See his correspondence (9 vol., 1958-70); selections ed. by W. J. Bate (1960); biographies by P. M. Magnus (1939, repr. 1973) and S. Ayling (1988); studies by T. W. Copeland (1949, repr. 1970), C. Parkin (1956, repr. 1968), C. B. Cone (2 vol., 1957-64), P. J. Stanlis (1958, repr. 1986), G. W. Chapman (1967), R. Kirk (1967), B. T. Wilkins (1967), and C. C. O'Brien (1992).

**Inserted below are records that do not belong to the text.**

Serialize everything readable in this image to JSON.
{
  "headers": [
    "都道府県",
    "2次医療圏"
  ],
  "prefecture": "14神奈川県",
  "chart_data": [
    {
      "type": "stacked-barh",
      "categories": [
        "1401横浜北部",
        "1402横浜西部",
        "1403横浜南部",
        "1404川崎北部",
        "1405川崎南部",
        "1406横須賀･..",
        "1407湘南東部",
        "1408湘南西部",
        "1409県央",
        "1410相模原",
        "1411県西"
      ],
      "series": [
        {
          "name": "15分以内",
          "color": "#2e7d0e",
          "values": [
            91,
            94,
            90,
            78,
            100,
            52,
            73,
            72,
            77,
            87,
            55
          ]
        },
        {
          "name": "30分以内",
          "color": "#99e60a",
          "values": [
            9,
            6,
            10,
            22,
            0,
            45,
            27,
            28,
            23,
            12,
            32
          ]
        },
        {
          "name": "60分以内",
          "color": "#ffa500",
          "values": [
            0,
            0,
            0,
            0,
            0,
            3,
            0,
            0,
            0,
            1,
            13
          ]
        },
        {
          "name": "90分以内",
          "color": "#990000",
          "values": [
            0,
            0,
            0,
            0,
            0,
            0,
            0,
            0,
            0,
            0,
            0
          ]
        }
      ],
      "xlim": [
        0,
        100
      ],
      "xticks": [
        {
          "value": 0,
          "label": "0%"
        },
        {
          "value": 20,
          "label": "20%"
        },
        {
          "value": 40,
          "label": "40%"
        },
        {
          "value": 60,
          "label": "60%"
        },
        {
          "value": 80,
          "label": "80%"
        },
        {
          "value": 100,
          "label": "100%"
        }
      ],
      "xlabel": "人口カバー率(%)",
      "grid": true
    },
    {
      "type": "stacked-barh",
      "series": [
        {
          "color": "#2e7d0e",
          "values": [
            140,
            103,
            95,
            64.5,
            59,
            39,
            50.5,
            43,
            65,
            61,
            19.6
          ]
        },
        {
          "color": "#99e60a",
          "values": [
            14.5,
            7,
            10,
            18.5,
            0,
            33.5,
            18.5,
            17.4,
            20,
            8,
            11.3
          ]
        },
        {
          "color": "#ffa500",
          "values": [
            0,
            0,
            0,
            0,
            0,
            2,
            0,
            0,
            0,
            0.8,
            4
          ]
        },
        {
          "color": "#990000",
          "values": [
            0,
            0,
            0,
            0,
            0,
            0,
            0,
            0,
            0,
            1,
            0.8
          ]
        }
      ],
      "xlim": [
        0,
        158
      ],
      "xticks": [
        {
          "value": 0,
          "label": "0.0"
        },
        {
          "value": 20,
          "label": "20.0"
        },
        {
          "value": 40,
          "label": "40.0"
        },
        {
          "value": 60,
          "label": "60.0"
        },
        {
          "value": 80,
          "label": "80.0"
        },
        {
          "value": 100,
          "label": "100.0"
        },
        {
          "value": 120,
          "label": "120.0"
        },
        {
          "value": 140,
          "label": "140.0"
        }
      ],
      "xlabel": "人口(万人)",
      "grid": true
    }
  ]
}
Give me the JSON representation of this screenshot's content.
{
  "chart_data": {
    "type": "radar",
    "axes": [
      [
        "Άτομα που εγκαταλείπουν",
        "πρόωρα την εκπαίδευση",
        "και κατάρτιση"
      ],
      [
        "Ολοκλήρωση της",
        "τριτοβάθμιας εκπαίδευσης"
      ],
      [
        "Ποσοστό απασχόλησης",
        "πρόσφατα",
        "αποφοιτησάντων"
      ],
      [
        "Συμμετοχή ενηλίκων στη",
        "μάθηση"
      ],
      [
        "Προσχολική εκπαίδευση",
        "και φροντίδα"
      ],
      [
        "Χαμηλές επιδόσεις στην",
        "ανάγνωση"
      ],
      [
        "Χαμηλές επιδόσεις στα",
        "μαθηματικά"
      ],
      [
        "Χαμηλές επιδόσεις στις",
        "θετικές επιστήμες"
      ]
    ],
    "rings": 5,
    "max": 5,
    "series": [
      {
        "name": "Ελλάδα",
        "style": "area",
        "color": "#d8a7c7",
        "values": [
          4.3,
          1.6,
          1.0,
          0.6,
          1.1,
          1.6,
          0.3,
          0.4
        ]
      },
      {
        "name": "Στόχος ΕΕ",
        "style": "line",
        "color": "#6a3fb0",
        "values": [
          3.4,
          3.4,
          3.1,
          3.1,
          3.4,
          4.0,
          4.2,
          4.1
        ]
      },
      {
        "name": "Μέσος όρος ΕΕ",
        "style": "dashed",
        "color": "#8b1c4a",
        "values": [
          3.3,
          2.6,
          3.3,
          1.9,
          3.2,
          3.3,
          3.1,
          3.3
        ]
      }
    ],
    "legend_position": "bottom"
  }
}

(born January 12?, 1729, Dublin, Ire.—died July 9, 1797, Beaconsfield, Buckinghamshire, Eng.) British parliamentarian, orator, and political philosopher. The son of a lawyer, he began legal studies but lost interest, became estranged from his father, and spent some time wandering about England and France. Essays he published in 1757–58 gained the attention of Denis Diderot, Immanuel Kant, and Gotthold Lessing, and he was hired to edit a yearly survey of world affairs (1758–88). He entered politics (1765) as secretary to a Whig leader and soon became involved in the controversy over whether Parliament or the monarch controlled the executive. He argued (1770) that George III's efforts to reassert a more active role for the crown violated the constitution's spirit. Elected to Parliament (1774–80), he contended that its members should exercise judgment rather than merely follow their constituents' desires. Although a strong constitutionalist, he was not a supporter of pure democracy; although a conservative, he eloquently championed the cause of the American colonists, whom he regarded as badly governed, and he supported the abolition of the international slave trade. He tried unsuccessfully to legislate relief for Ireland and to reform the governance of India. He disapproved of the French Revolution for its leaders' precipitous actions and its antiaristocratic bloodshed. He is often regarded as the founder of modern conservatism.